Early Diagnosis of Necrotizing Enterocolitis in Neonates Using an Electronic Nose


  • Mira Prabhakar Indiana University School of Medicine https://orcid.org/0000-0001-8663-6664
  • Troy Markel, MD Indiana University School of Medicine; Pediatric Surgery Department, Riley Hospital for Children




Background: Necrotizing enterocolitis (NEC) is a devastating clinical problem that often necessitates resection of necrotic intestine, leaving infants with a suboptimal length of intestine to absorb nutrition. There are no adequate tests or biomarkers to predict NEC onset. We hypothesized that assessment of biological samples with a novel electronic nose can be used with machine learning algorithms to detect aberrancies in stool and urine volatile organic compounds to predict NEC risk. 

Methods: 18 infants of gestational age ≤34 weeks in the Riley Hospital NICU were enrolled in the study and underwent stool (38 control, 3 NEC) and urine (42 control, 5 NEC) sample collection. Stool was collected by the bedside nurse via the infant’s diaper or ostomy bag. Urine was collected using a bag around the infant’s perineum or via foley catheter if already present. Stool samples and 250uL urine samples were aliquoted into Eppendorf tubes and covered with Parafilm. Samples were heated to 40°C, 30 minutes for stool, and 10 minutes for urine. Sample headspace was analyzed using the Cyranose 320 electronic nose, creating a “smellprint” comprised of readings from 32 unique sensors. Individual sensors were compared using Mann-Whitney U test.  P<0.05 was significant. 

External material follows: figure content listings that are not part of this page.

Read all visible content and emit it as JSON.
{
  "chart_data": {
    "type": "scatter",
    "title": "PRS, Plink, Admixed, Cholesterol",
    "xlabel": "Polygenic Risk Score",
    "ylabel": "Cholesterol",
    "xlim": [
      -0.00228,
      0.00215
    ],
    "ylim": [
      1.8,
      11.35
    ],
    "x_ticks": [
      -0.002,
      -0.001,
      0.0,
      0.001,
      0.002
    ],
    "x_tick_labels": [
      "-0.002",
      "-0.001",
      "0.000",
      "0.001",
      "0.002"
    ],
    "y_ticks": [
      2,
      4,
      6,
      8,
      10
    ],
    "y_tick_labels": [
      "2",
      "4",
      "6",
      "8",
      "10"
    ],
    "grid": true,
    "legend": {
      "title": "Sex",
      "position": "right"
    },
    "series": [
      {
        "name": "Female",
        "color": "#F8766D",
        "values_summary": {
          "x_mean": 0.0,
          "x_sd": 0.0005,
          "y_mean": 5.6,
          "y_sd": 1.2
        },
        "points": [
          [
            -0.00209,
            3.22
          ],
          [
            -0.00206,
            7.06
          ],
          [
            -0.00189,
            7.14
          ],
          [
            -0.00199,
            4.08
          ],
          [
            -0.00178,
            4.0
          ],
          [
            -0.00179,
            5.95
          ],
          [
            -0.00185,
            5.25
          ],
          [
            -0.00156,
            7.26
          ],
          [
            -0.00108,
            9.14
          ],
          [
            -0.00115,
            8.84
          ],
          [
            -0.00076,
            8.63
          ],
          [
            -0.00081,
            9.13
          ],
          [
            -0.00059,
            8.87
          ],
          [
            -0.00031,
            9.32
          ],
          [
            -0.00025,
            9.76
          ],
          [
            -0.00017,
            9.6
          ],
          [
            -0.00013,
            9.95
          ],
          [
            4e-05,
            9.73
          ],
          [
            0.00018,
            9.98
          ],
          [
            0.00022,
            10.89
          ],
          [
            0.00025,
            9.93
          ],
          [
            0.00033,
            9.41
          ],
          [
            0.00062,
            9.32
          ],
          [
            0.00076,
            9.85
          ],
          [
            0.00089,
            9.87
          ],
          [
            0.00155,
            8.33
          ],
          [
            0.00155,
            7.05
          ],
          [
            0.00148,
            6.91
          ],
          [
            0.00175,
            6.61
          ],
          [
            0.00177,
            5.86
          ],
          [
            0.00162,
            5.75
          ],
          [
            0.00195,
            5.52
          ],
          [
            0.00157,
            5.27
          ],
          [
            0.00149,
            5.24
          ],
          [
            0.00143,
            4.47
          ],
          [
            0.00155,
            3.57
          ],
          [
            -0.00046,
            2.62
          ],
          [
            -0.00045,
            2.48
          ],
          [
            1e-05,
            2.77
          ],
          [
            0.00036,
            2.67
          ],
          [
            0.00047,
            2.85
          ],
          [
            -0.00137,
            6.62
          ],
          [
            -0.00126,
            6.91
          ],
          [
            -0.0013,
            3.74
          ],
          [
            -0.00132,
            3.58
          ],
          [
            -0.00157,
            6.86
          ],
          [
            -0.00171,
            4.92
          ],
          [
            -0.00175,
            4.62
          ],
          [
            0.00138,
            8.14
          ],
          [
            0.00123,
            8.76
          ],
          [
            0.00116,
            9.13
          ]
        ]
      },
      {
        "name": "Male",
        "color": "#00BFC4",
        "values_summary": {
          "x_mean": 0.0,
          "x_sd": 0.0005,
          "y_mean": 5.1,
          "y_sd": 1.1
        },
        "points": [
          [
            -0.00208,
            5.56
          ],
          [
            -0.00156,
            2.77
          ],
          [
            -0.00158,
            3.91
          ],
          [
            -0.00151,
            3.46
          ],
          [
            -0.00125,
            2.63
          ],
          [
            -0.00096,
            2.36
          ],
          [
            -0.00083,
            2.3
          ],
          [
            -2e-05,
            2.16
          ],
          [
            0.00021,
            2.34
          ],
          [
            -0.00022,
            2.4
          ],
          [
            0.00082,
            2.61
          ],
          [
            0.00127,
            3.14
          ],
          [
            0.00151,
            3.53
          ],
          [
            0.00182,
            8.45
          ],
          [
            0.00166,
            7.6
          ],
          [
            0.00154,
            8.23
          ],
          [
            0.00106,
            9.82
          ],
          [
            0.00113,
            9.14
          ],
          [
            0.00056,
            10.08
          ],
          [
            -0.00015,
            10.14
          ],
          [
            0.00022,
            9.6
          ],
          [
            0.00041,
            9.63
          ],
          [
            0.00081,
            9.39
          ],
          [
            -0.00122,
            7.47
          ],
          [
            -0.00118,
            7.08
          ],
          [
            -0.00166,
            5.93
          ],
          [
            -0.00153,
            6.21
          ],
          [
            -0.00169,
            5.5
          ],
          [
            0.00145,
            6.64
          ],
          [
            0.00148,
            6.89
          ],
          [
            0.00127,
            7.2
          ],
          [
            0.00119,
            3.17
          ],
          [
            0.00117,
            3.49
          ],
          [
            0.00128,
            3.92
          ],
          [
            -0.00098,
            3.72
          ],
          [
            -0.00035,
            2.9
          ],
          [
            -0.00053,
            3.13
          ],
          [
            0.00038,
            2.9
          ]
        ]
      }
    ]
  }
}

Results: There was no significant difference in urine or stool signals among the 32 sensors between NEC and control groups.  

Potential Impact: While no significant difference was found, this study is greatly limited by the number of patients enrolled, with only 2 of the 18 being diagnosed with NEC. Past retrospective studies with this device have found differences between NEC and non-NEC stool. The future goals of this study are to continue enrolling patients to have a more robust data set. Using machine learning, we aim to create a model to predict NEC before its clinical manifestation so that beneficial treatment can be initiated earlier. 


Acknowledgment: This project was funded, in part, with support from the NIH NHLBI Short-Term Training Program in Biomedical Sciences Grant funded, in part by T35HL110854 from the National Institutes of Health. The content is solely the responsibility of the authors and does not necessarily represent the official views of the National Institutes of Health.